Discovering I had an underactive thyroid made a huge difference
It also made me angry as there were thyroid issues all over my family but I didn’t know about the relation to fertility. It should have been flagged at my booking in appointment. It’s such a simple test but makes a huge difference and is the likely reason our first baby stopped growing.
Being pregnant after loss, during the pandemic, was horrific
I had trouble trusting my body after the miscarriage and what had helped was swimming. But I couldn’t go swimming until I was 3 or 4 months along due to lockdowns. None of my friends saw me until I was 36 weeks so it felt like we weren’t celebrating this new life. I broke the rules at 3 months pregnant as I needed a hug from my own mum. We met in the garden but even then she didn’t get to fuss over me as I knew we both would have liked to.
My wife wasn’t allowed into my scans and I just couldn’t bring myself to look at the screen. I had terrible anxiety and panic attacks but all the staff could do was hold me with their gloved hands. I was worried the whole time and had to attend Mindful Mums groups online as the maternity mental health team in my hospital was ‘on maternity leave’. Those of us who were pregnant and gave birth during the pandemic missed out on so much.

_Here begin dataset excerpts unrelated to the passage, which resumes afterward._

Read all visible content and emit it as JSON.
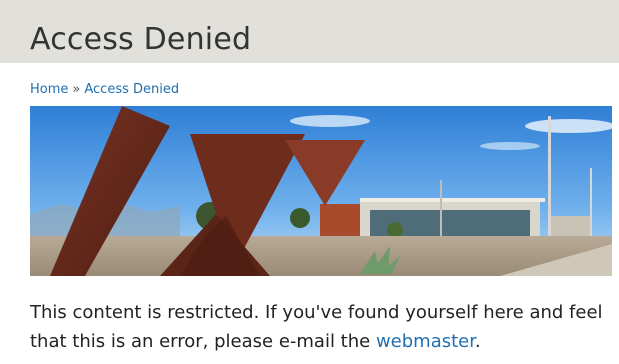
{
  "header": {
    "title": "Access Denied"
  },
  "breadcrumb": {
    "home": "Home",
    "separator": "»",
    "current": "Access Denied"
  },
  "banner": {
    "icon": "campus-sculpture-photo"
  },
  "message": {
    "text": "This content is restricted. If you've found yourself here and feel that this is an error, please e-mail the ",
    "link": "webmaster",
    "end": "."
  },
  "colors": {
    "header_bg": "#e2e0da",
    "link": "#1f6fb0",
    "sculpture": "#6b2a1c"
  }
}
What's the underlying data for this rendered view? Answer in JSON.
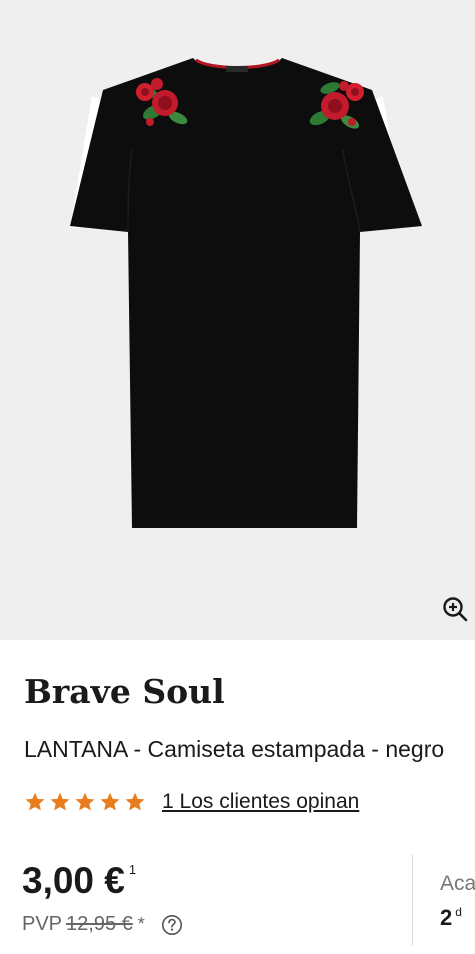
{
  "product": {
    "brand": "Brave Soul",
    "name": "LANTANA - Camiseta estampada - negro",
    "image_alt": "Camiseta negra con rosas bordadas en los hombros"
  },
  "rating": {
    "stars": 5,
    "max_stars": 5,
    "reviews_text": "1 Los clientes opinan"
  },
  "pricing": {
    "price": "3,00 €",
    "price_footnote": "1",
    "rrp_label": "PVP",
    "rrp_value": "12,95 €",
    "rrp_asterisk": "*"
  },
  "delivery": {
    "label": "Aca",
    "value": "2",
    "value_suffix": "d"
  },
  "icons": {
    "zoom": "zoom-in-icon",
    "help": "help-circle-icon",
    "star": "star-icon"
  },
  "colors": {
    "star": "#e87c1e",
    "text": "#1a1a1a",
    "muted": "#666666",
    "hero_bg": "#efefef"
  }
}
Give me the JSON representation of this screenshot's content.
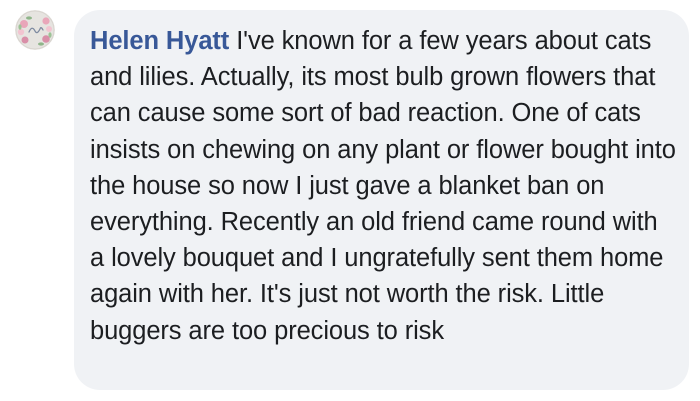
{
  "comment": {
    "author": "Helen Hyatt",
    "text": "I've known for a few years about cats and lilies. Actually, its most bulb grown flowers that can cause some sort of bad reaction. One of cats insists on chewing on any plant or flower bought into the house so now I just gave a blanket ban on everything. Recently an old friend came round with a lovely bouquet and I ungratefully sent them home again with her. It's just not worth the risk. Little buggers are too precious to risk"
  },
  "colors": {
    "author_link": "#385898",
    "bubble_background": "#f0f2f5",
    "text": "#1c1e21"
  }
}
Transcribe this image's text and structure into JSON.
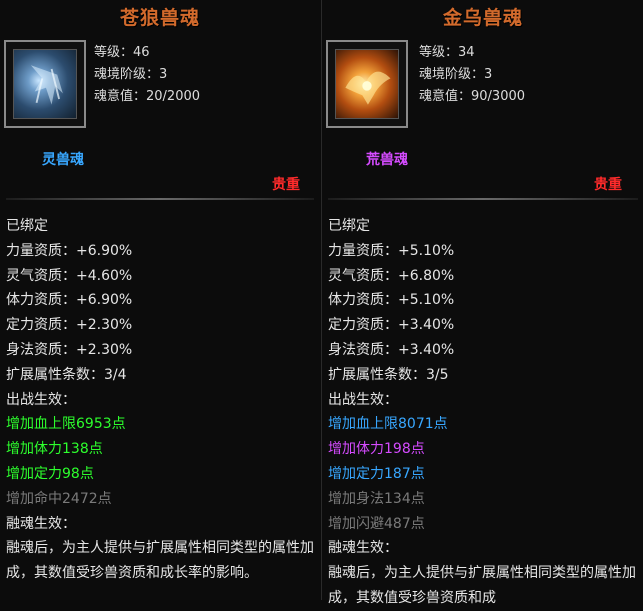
{
  "left": {
    "title": "苍狼兽魂",
    "icon": "wolf-spirit-icon",
    "stats": [
      "等级：46",
      "魂境阶级：3",
      "魂意值：20/2000"
    ],
    "soul_type": "灵兽魂",
    "precious": "贵重",
    "bound": "已绑定",
    "attributes": [
      "力量资质：+6.90%",
      "灵气资质：+4.60%",
      "体力资质：+6.90%",
      "定力资质：+2.30%",
      "身法资质：+2.30%",
      "扩展属性条数：3/4"
    ],
    "battle_label": "出战生效：",
    "battle_effects": [
      {
        "text": "增加血上限6953点",
        "color": "#2dff2d"
      },
      {
        "text": "增加体力138点",
        "color": "#2dff2d"
      },
      {
        "text": "增加定力98点",
        "color": "#2dff2d"
      },
      {
        "text": "增加命中2472点",
        "color": "#7a7a7a"
      }
    ],
    "fusion_label": "融魂生效：",
    "fusion_desc": "融魂后，为主人提供与扩展属性相同类型的属性加成，其数值受珍兽资质和成长率的影响。"
  },
  "right": {
    "title": "金乌兽魂",
    "icon": "golden-crow-icon",
    "stats": [
      "等级：34",
      "魂境阶级：3",
      "魂意值：90/3000"
    ],
    "soul_type": "荒兽魂",
    "precious": "贵重",
    "bound": "已绑定",
    "attributes": [
      "力量资质：+5.10%",
      "灵气资质：+6.80%",
      "体力资质：+5.10%",
      "定力资质：+3.40%",
      "身法资质：+3.40%",
      "扩展属性条数：3/5"
    ],
    "battle_label": "出战生效：",
    "battle_effects": [
      {
        "text": "增加血上限8071点",
        "color": "#38a7ff"
      },
      {
        "text": "增加体力198点",
        "color": "#d54bff"
      },
      {
        "text": "增加定力187点",
        "color": "#38a7ff"
      },
      {
        "text": "增加身法134点",
        "color": "#7a7a7a"
      },
      {
        "text": "增加闪避487点",
        "color": "#7a7a7a"
      }
    ],
    "fusion_label": "融魂生效：",
    "fusion_desc": "融魂后，为主人提供与扩展属性相同类型的属性加成，其数值受珍兽资质和成"
  },
  "colors": {
    "title": "#d26a2c",
    "precious": "#ff2b2b",
    "lingshou": "#38a7ff",
    "huangshou": "#d54bff"
  }
}
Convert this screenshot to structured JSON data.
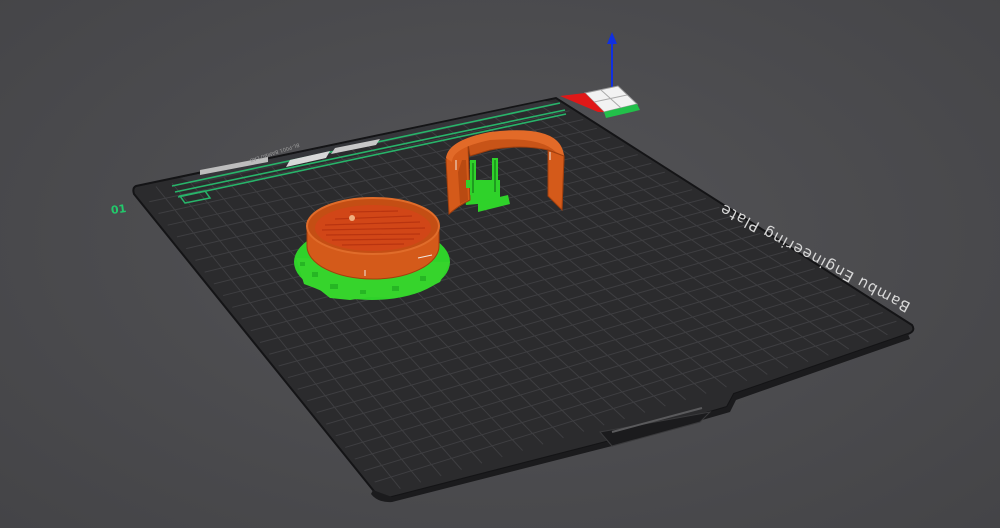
{
  "viewport": {
    "background": "#4a4a4d",
    "plate": {
      "name": "Bambu Engineering Plate",
      "color": "#2b2b2d",
      "grid_color": "#3d3d40",
      "plate_number": "01",
      "small_print": "BL-P001  BAMBU LAB"
    },
    "axes_colors": {
      "x": "#e01818",
      "y": "#20c040",
      "z": "#1030e0"
    },
    "objects": [
      {
        "name": "round-dish",
        "color": "#d45a1a",
        "support_color": "#2fd22a"
      },
      {
        "name": "curved-wall-part",
        "color": "#d45a1a",
        "support_color": "#2fd22a"
      }
    ],
    "icons": [
      "view-cube-icon",
      "z-axis-arrow-icon"
    ]
  }
}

My contractions started right in the middle of a talk I was delivering online to the Women’s Equality Party conference about improved care after baby loss. He’s a feminist from conception!
Having a newborn after loss during a pandemic was very difficult, especially one with reflux and allergies. I felt like I couldn’t complain about anything as I should just be grateful to have this baby. It also took me longer to bond with him than I thought it would. I thought it would be love at first sight but I didn’t know him so it took time, and I didn’t feel like his mum. I also wasn’t expecting other emotions than love – but all relationships are complicated so I think I was just naive.
He’s very happy now – just clingy. He will also happily shout to you how many mummies he has!
I recently got a scar tattoed over from my broken wrist a while back, as I found when I was depressed I would dwell on it. I have a tattoo with forget-me-nots to commemorate my baby from the miscarriage and a dragonfly to represent our energetic rainbow baby.
I was so lucky to have been quickly able to see the women’s counsellor at Lewisham
Having to wait months for help, or not getting support until you’ve had several miscarriages, just isn’t good enough. You should also have support during subsequent pregnancies for all your sakes. I feel like better mental health support after a loss can literally save lives. There are sadly mothers who are suffering so much without their baby, they take their own lives. This system has to change.